Adam Morman, also with Walton, said he was surprised to hear of two properties being changed the day of the vote. His company’s plan has been going through the county process for more than a year and has seen its property change along the way a few times. He said he hoped the board would consider a request to change it back to Village Residential or Village Center even if they decided to put limits on the allowed mix.
* Kathryn Waycaster said the question before the county is how to manage growth in a way that retains Powhatan’s rural character while providing diverse housing options in a fiscally responsible manner to our senior citizens, young folks, and those who want to live in Powhatan without the responsibility of maintaining property. She said the 2019 Comprehensive Plan is a well-thought out plan that increases the county’s rural acreage and smartly designates areas where there is existing infrastructure for a diverse range of housing options, economic opportunities, and commerce. Having growth areas the way they are designated in the plan provides a “balance of business and residential uses in a fiscally sustainable manner” and reduces traffic in the county. The plan represents a middle ground and is a “thoughtful way forward for development in our county.”

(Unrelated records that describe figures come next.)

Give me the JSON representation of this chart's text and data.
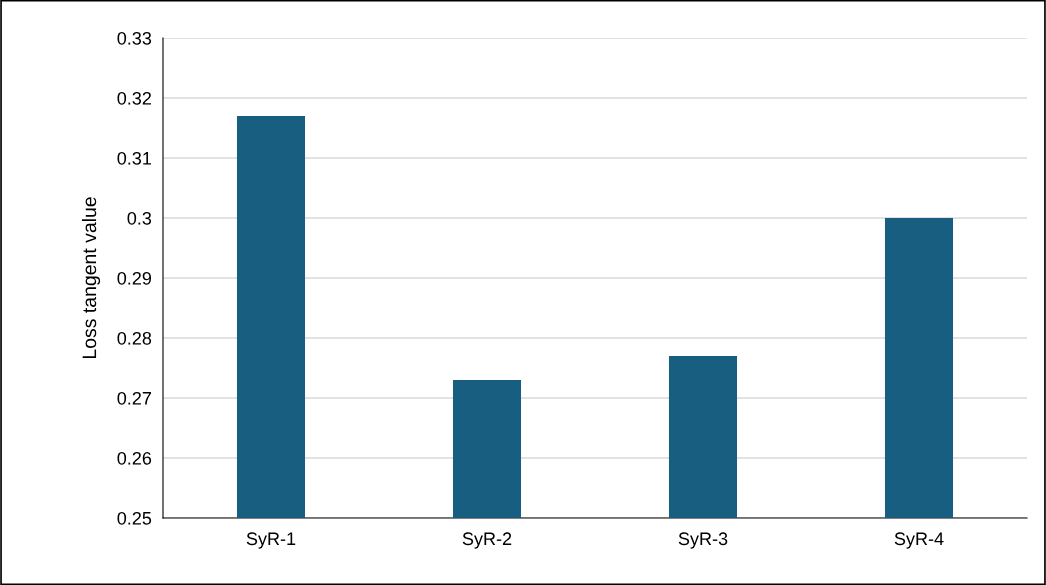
{
  "chart_data": {
    "type": "bar",
    "ylabel": "Loss tangent value",
    "categories": [
      "SyR-1",
      "SyR-2",
      "SyR-3",
      "SyR-4"
    ],
    "values": [
      0.317,
      0.273,
      0.277,
      0.3
    ],
    "color": "#175e80",
    "ylim": [
      0.25,
      0.33
    ],
    "yticks": [
      {
        "value": 0.25,
        "label": "0.25"
      },
      {
        "value": 0.26,
        "label": "0.26"
      },
      {
        "value": 0.27,
        "label": "0.27"
      },
      {
        "value": 0.28,
        "label": "0.28"
      },
      {
        "value": 0.29,
        "label": "0.29"
      },
      {
        "value": 0.3,
        "label": "0.3"
      },
      {
        "value": 0.31,
        "label": "0.31"
      },
      {
        "value": 0.32,
        "label": "0.32"
      },
      {
        "value": 0.33,
        "label": "0.33"
      }
    ],
    "grid": "y"
  }
}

* Jim Carver said he is a proponent of returning the comprehensive plan to the preUDA requirements. He also supported the suggested change to the 26.2-acre property.
* Mike Asip also supported the comprehensive plan passing that night because it balances the need to maintain rural character while allowing growth in clusters around the county to support economic growth. However, he suggested the board pass the plan as it currently is and then consider whether to amend it to include the changes proposed at that meeting.